The drug works by preventing blood flow to tumors. It blocks the tumor from growing blood vessels, which cuts off the oxygen supply to the tumor. This can stop the tumor from growing and ultimately kill it.
Read More
Women Likely to Benefit From Avastin
Avastin is particularly helpful for women with high-risk cases of ovarian cancer. This includes:
- Widely metastatic cases that could have spread to the other areas, such as the liver and chest.
- Cases where a tumor cannot be fully removed surgically.
- Patients with recurrent ovarian cancer.
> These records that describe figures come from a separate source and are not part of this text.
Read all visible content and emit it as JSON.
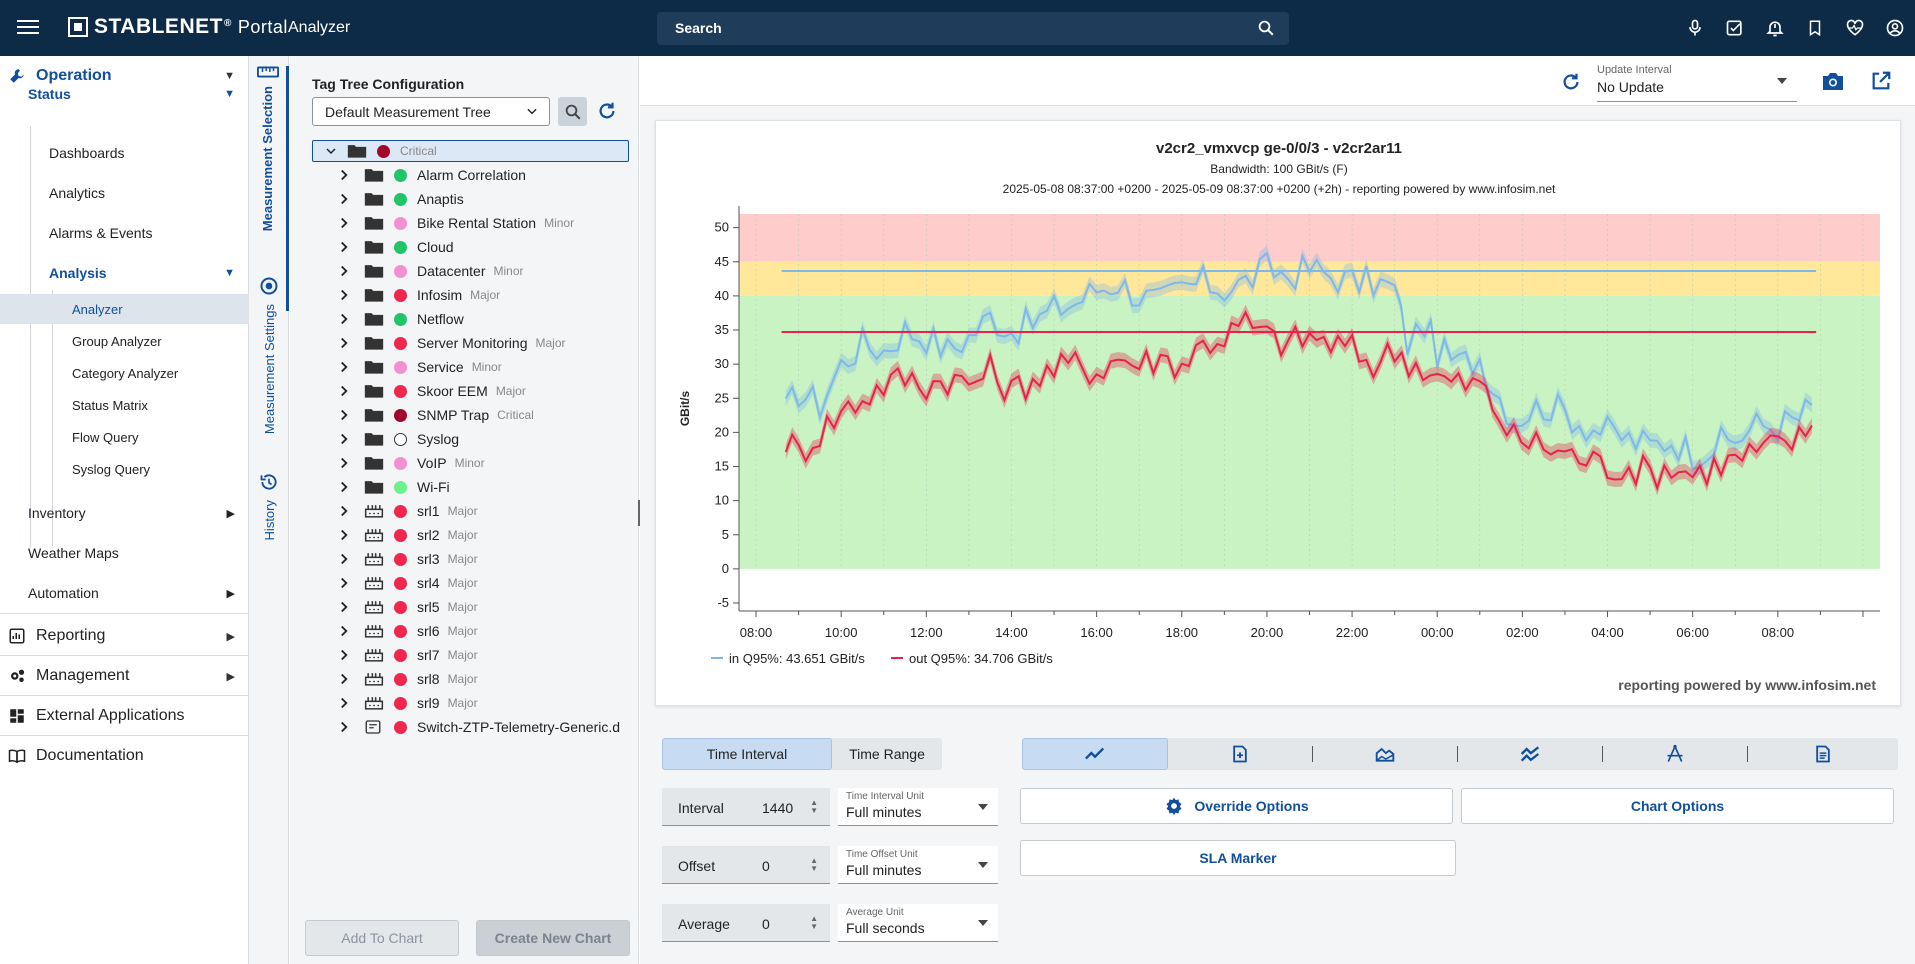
{
  "header": {
    "brand": "STABLENET",
    "brand_mark": "®",
    "portal": "Portal",
    "app": "Analyzer",
    "search_placeholder": "Search"
  },
  "nav": {
    "operation": "Operation",
    "status": "Status",
    "status_items": [
      "Dashboards",
      "Analytics",
      "Alarms & Events"
    ],
    "analysis": "Analysis",
    "analysis_items": [
      "Analyzer",
      "Group Analyzer",
      "Category Analyzer",
      "Status Matrix",
      "Flow Query",
      "Syslog Query"
    ],
    "inventory": "Inventory",
    "weather_maps": "Weather Maps",
    "automation": "Automation",
    "reporting": "Reporting",
    "management": "Management",
    "external": "External Applications",
    "documentation": "Documentation"
  },
  "vtabs": [
    "Measurement Selection",
    "Measurement Settings",
    "History"
  ],
  "tree": {
    "title": "Tag Tree Configuration",
    "selected_tree": "Default Measurement Tree",
    "root": {
      "label": "Critical",
      "color": "#a3062c"
    },
    "items": [
      {
        "label": "Alarm Correlation",
        "sev": "",
        "color": "#22c46a",
        "icon": "folder"
      },
      {
        "label": "Anaptis",
        "sev": "",
        "color": "#22c46a",
        "icon": "folder"
      },
      {
        "label": "Bike Rental Station",
        "sev": "Minor",
        "color": "#f58fd2",
        "icon": "folder"
      },
      {
        "label": "Cloud",
        "sev": "",
        "color": "#22c46a",
        "icon": "folder"
      },
      {
        "label": "Datacenter",
        "sev": "Minor",
        "color": "#f58fd2",
        "icon": "folder"
      },
      {
        "label": "Infosim",
        "sev": "Major",
        "color": "#f0264e",
        "icon": "folder"
      },
      {
        "label": "Netflow",
        "sev": "",
        "color": "#22c46a",
        "icon": "folder"
      },
      {
        "label": "Server Monitoring",
        "sev": "Major",
        "color": "#f0264e",
        "icon": "folder"
      },
      {
        "label": "Service",
        "sev": "Minor",
        "color": "#f58fd2",
        "icon": "folder"
      },
      {
        "label": "Skoor EEM",
        "sev": "Major",
        "color": "#f0264e",
        "icon": "folder"
      },
      {
        "label": "SNMP Trap",
        "sev": "Critical",
        "color": "#a3062c",
        "icon": "folder"
      },
      {
        "label": "Syslog",
        "sev": "",
        "color": "#ffffff",
        "icon": "folder"
      },
      {
        "label": "VoIP",
        "sev": "Minor",
        "color": "#f58fd2",
        "icon": "folder"
      },
      {
        "label": "Wi-Fi",
        "sev": "",
        "color": "#6ff08e",
        "icon": "folder"
      },
      {
        "label": "srl1",
        "sev": "Major",
        "color": "#f0264e",
        "icon": "device"
      },
      {
        "label": "srl2",
        "sev": "Major",
        "color": "#f0264e",
        "icon": "device"
      },
      {
        "label": "srl3",
        "sev": "Major",
        "color": "#f0264e",
        "icon": "device"
      },
      {
        "label": "srl4",
        "sev": "Major",
        "color": "#f0264e",
        "icon": "device"
      },
      {
        "label": "srl5",
        "sev": "Major",
        "color": "#f0264e",
        "icon": "device"
      },
      {
        "label": "srl6",
        "sev": "Major",
        "color": "#f0264e",
        "icon": "device"
      },
      {
        "label": "srl7",
        "sev": "Major",
        "color": "#f0264e",
        "icon": "device"
      },
      {
        "label": "srl8",
        "sev": "Major",
        "color": "#f0264e",
        "icon": "device"
      },
      {
        "label": "srl9",
        "sev": "Major",
        "color": "#f0264e",
        "icon": "device"
      },
      {
        "label": "Switch-ZTP-Telemetry-Generic.d",
        "sev": "",
        "color": "#f0264e",
        "icon": "file"
      }
    ],
    "add_to_chart": "Add To Chart",
    "create_new_chart": "Create New Chart"
  },
  "toolbar": {
    "update_label": "Update Interval",
    "update_value": "No Update"
  },
  "chart_data": {
    "type": "line",
    "title": "v2cr2_vmxvcp ge-0/0/3 - v2cr2ar11",
    "subtitle": "Bandwidth: 100 GBit/s (F)",
    "range_text": "2025-05-08 08:37:00 +0200 - 2025-05-09 08:37:00 +0200 (+2h) - reporting powered by www.infosim.net",
    "ylabel": "GBit/s",
    "ylim": [
      -5,
      52
    ],
    "yticks": [
      "50",
      "45",
      "40",
      "35",
      "30",
      "25",
      "20",
      "15",
      "10",
      "5",
      "0",
      "-5"
    ],
    "xticks": [
      "08:00",
      "10:00",
      "12:00",
      "14:00",
      "16:00",
      "18:00",
      "20:00",
      "22:00",
      "00:00",
      "02:00",
      "04:00",
      "06:00",
      "08:00"
    ],
    "zones": [
      {
        "from": 45,
        "to": 52,
        "color": "#ffcccc"
      },
      {
        "from": 40,
        "to": 45,
        "color": "#ffe89a"
      },
      {
        "from": 0,
        "to": 40,
        "color": "#c9f3c2"
      }
    ],
    "series": [
      {
        "name": "in Q95%: 43.651 GBit/s",
        "color": "#7fb8ea",
        "q95": 43.651,
        "anchors": [
          [
            8.7,
            23
          ],
          [
            9.0,
            26
          ],
          [
            9.5,
            24
          ],
          [
            10.0,
            30
          ],
          [
            10.5,
            33
          ],
          [
            11.0,
            32
          ],
          [
            11.5,
            35
          ],
          [
            12.0,
            34
          ],
          [
            12.5,
            32
          ],
          [
            13.0,
            34
          ],
          [
            13.5,
            37
          ],
          [
            14.0,
            35
          ],
          [
            14.5,
            36
          ],
          [
            15.0,
            38
          ],
          [
            15.5,
            39
          ],
          [
            16.0,
            41
          ],
          [
            16.5,
            42
          ],
          [
            17.0,
            40
          ],
          [
            17.5,
            39
          ],
          [
            18.0,
            41
          ],
          [
            18.5,
            42
          ],
          [
            19.0,
            41
          ],
          [
            19.5,
            42
          ],
          [
            20.0,
            44
          ],
          [
            20.5,
            43
          ],
          [
            21.0,
            44
          ],
          [
            21.5,
            43
          ],
          [
            22.0,
            42
          ],
          [
            22.5,
            42
          ],
          [
            23.0,
            41
          ],
          [
            23.3,
            33
          ],
          [
            23.7,
            36
          ],
          [
            24.0,
            32
          ],
          [
            24.5,
            30
          ],
          [
            25.0,
            31
          ],
          [
            25.3,
            27
          ],
          [
            25.8,
            22
          ],
          [
            26.5,
            24
          ],
          [
            27.0,
            23
          ],
          [
            27.5,
            21
          ],
          [
            28.0,
            20
          ],
          [
            28.5,
            19
          ],
          [
            29.0,
            18
          ],
          [
            29.5,
            19
          ],
          [
            30.0,
            17
          ],
          [
            30.5,
            18
          ],
          [
            31.0,
            19
          ],
          [
            31.5,
            21
          ],
          [
            32.0,
            21
          ],
          [
            32.5,
            22
          ],
          [
            32.8,
            24
          ]
        ]
      },
      {
        "name": "out Q95%: 34.706 GBit/s",
        "color": "#e8224a",
        "q95": 34.706,
        "anchors": [
          [
            8.7,
            19
          ],
          [
            9.0,
            17
          ],
          [
            9.5,
            20
          ],
          [
            10.0,
            23
          ],
          [
            10.5,
            25
          ],
          [
            11.0,
            27
          ],
          [
            11.5,
            28
          ],
          [
            12.0,
            27
          ],
          [
            12.5,
            28
          ],
          [
            13.0,
            27
          ],
          [
            13.5,
            29
          ],
          [
            14.0,
            26
          ],
          [
            14.5,
            28
          ],
          [
            15.0,
            29
          ],
          [
            15.5,
            30
          ],
          [
            16.0,
            29
          ],
          [
            16.5,
            31
          ],
          [
            17.0,
            30
          ],
          [
            17.5,
            31
          ],
          [
            18.0,
            30
          ],
          [
            18.5,
            33
          ],
          [
            19.0,
            34
          ],
          [
            19.5,
            36
          ],
          [
            20.0,
            34
          ],
          [
            20.5,
            33
          ],
          [
            21.0,
            34
          ],
          [
            21.5,
            33
          ],
          [
            22.0,
            32
          ],
          [
            22.5,
            30
          ],
          [
            23.0,
            32
          ],
          [
            23.5,
            30
          ],
          [
            24.0,
            28
          ],
          [
            24.5,
            27
          ],
          [
            25.0,
            27
          ],
          [
            25.3,
            24
          ],
          [
            25.8,
            19
          ],
          [
            26.5,
            18
          ],
          [
            27.0,
            17
          ],
          [
            27.5,
            16
          ],
          [
            28.0,
            15
          ],
          [
            28.5,
            15
          ],
          [
            29.0,
            14
          ],
          [
            29.5,
            15
          ],
          [
            30.0,
            14
          ],
          [
            30.5,
            15
          ],
          [
            31.0,
            16
          ],
          [
            31.5,
            17
          ],
          [
            32.0,
            18
          ],
          [
            32.5,
            19
          ],
          [
            32.8,
            21
          ]
        ]
      }
    ],
    "legend_position": "bottom-left",
    "footer": "reporting powered by www.infosim.net"
  },
  "controls": {
    "time_interval": "Time Interval",
    "time_range": "Time Range",
    "interval_label": "Interval",
    "interval_value": "1440",
    "interval_unit_label": "Time Interval Unit",
    "interval_unit_value": "Full minutes",
    "offset_label": "Offset",
    "offset_value": "0",
    "offset_unit_label": "Time Offset Unit",
    "offset_unit_value": "Full minutes",
    "average_label": "Average",
    "average_value": "0",
    "average_unit_label": "Average Unit",
    "average_unit_value": "Full seconds",
    "override_options": "Override Options",
    "chart_options": "Chart Options",
    "sla_marker": "SLA Marker"
  },
  "colors": {
    "topbar": "#0d2a47",
    "accent": "#114f9c",
    "selected_bg": "#dde4ec"
  }
}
The drug has had a meaningful effect on recurrent cases that are both platinum sensitive (where cancer recurs some time after completing platinum-based treatment that was effective), and platinum resistant (cases that did not have a meaningful response to platinum-based chemotherapy.)
When Avastin Can Be Used
- In combination with the first chemotherapy treatment
- As a form or maintenance therapy after the first chemotherapy treatment
- With chemotherapy after cancer has come back
- As maintenance after cancer has come back
Avastin is often used as a first line treatment, especially for women in the advanced stages of the disease. However, it should be part of chemotherapy when used as front line. It is often given along with chemotherapy drugs Carboplatin, and Taxol.
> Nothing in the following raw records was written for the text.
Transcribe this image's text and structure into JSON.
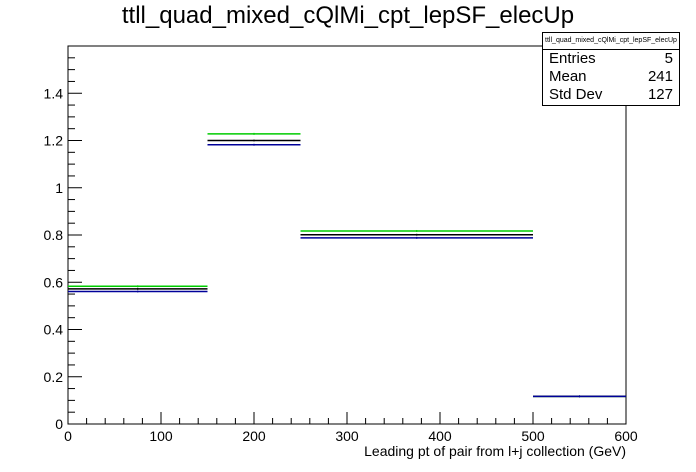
{
  "chart_data": {
    "type": "histogram",
    "title": "ttll_quad_mixed_cQlMi_cpt_lepSF_elecUp",
    "xlabel": "Leading pt of pair from l+j collection (GeV)",
    "ylabel": "",
    "xlim": [
      0,
      600
    ],
    "ylim": [
      0,
      1.6
    ],
    "x_ticks": [
      0,
      100,
      200,
      300,
      400,
      500,
      600
    ],
    "y_ticks": [
      0,
      0.2,
      0.4,
      0.6,
      0.8,
      1,
      1.2,
      1.4
    ],
    "grid": false,
    "bins": [
      [
        0,
        150
      ],
      [
        150,
        250
      ],
      [
        250,
        500
      ],
      [
        500,
        600
      ]
    ],
    "series": [
      {
        "color": "#00cc00",
        "values": [
          0.583,
          1.228,
          0.817,
          0.117
        ]
      },
      {
        "color": "#000000",
        "values": [
          0.572,
          1.2,
          0.801,
          0.117
        ]
      },
      {
        "color": "#000099",
        "values": [
          0.561,
          1.182,
          0.788,
          0.117
        ]
      }
    ],
    "stats": {
      "name": "ttll_quad_mixed_cQlMi_cpt_lepSF_elecUp",
      "rows": [
        {
          "label": "Entries",
          "value": "5"
        },
        {
          "label": "Mean",
          "value": "241"
        },
        {
          "label": "Std Dev",
          "value": "127"
        }
      ]
    }
  }
}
When treating recurrent cancer cases, it is generally used with Carboplatin, Doxil, Taxol or Topotecan.
Patients can continue using Avastin alone as maintenance after chemotherapy, as long as cancer doesn’t recur, and the patient tolerates the drug well.
How Avastin Works
Drugs targeting the angiogenic process were not originally developed for ovarian cancer. But they’ve proven an effective treatment for ovarian and other cancers and have therefore been integrated into treatment regimes.
Avastin works by targeting a protein called vascular endothelial growth factor, a critical protein for blood vessel growth. It blocks angiogenesis, the physiological process through which new blood vessels are formed out of ones already in existence.
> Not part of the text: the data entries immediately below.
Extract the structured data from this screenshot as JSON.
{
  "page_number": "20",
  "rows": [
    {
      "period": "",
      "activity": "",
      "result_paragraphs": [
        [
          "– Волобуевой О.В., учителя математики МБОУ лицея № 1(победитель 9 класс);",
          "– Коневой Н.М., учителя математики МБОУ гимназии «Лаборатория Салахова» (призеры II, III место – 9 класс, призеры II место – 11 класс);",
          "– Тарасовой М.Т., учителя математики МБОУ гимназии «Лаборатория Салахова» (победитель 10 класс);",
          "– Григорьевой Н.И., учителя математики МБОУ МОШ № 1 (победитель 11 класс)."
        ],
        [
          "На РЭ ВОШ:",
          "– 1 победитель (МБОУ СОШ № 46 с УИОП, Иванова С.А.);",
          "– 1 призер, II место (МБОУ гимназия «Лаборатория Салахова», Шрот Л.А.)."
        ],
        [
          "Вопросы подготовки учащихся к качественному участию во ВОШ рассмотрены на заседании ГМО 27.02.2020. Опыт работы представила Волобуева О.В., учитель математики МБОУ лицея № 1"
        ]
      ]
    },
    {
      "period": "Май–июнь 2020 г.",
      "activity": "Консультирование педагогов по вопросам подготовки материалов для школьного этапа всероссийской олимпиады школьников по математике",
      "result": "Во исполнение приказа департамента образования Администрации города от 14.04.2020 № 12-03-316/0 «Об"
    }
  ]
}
There are other promising cancer treatment drugs that try and cut off the tumor’s growth or survival processes, such as PARP inhibitors, which block DNA-repairing PARP enzymes from repairing malignancies, causing them to die, and immune checkpoint inhibitors, which help the immune system fight cancer cells. But Avastin has been studied more than these other classes of drugs, making them preferable to some oncologists.
One of the first anti-angiogenic drugs was Thalidomide, but it was not developed as a cancer drug.
“The story of Thalidomide is one of the most fascinating stories in all of medicine,” remembers Dr. Vincent Rajkumar, medical oncologist at the Mayo Clinic, who was instrumental in getting the anti-angiogenic drug Lenalidomide approved. “Thalidomide was developed as a sleeping pill in the late 50s. And when it was developed nobody knew its precise mechanism of action. They just knew that if you took it, you felt sleepy.”
But the drug fell out of favor when pregnant women who used it gave birth to babies with birth defects.
However, it came back in popularity after the concept of anti-angiogenesis was discovered in 1971.
“Thalidomide was thought to be an anti-angiogenic drug. That is, it prevented the growth of new blood vessels,” said Dr. Rajkumar. “The theory was that cancers can grow only until one millimeter in size, unless they are able to induce new blood vessels. And if they are not able to induce new blood vessel formation, the cancer will shrink and die.”Thalidomide, and then a similar drug, Lenalidomide, became approved for widespread treatment of the blood cancer multiple myeloma in the late 2000s. Lenalidomide, also known as its trade name Revlimid, is considered and effective treatment for multiple myeloma. Similarly to Avastin, it can be used shortly after a diagnosis and after treatment for maintenance.